A new major update has been released and is now available for download

Feb 20, 2014 14:16 GMT  ·  By

systemd, a system and service manager for Linux, compatible with SysV and LSB init scripts, which provides aggressive parallelization capabilities and uses socket and D-Bus activation for starting services, is now at version 209.

Following the heated debate in the Debian community about the choice between the two init systems, systemd and upstart, the developers have announced this latest 209 release, featuring a lot of new stuff.

It's considered stable, but even its developers have said that it shouldn't be used in any long-term support versions because it has so many new things, and some might break or need fixes after some proper testing is done.

“With this new release almost everything is in place for kdbus. However, since the kdbus kernel module isn't upstream yet and we want to keep our options for API changes open you have to explicitly enable support with it for --enable-kdbus. By passing that configure time option you void your warranty though, and acknowledge that no binary compatibility will be provided.”

“This is a massive new release, it includes a lot of new code. You probably don't want to base your LTS release on this. We hope to return to a shorter release cycle now to stabilize the new code. Expect a couple of bugfix releases over the next weeks,” said Lennart Poettering, one of systemd’s developers.
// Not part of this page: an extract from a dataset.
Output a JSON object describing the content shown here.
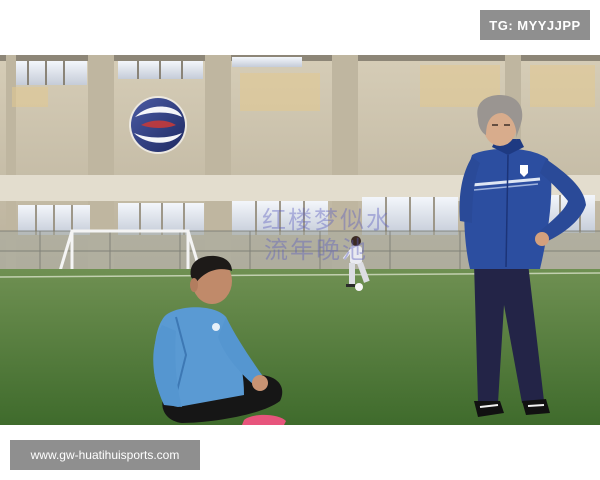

Highlights of systemd 209:

• A new component, “systemd-networkd,” that can be used to configure local network interfaces has been added; • A new tool, “systemd-socket-proxyd,” that can act as a bidirectional proxy for TCP sockets, has been added; • kdbus support has been added to PID 1 itself; • systemd no longer depends on libdbus; • A bus driver implementation that supports the classic D-Bus bus driver calls on kdbus has been added; • systemd-run and systemd-analyze also gained support for "”-H” to connect to remote hosts via SSH.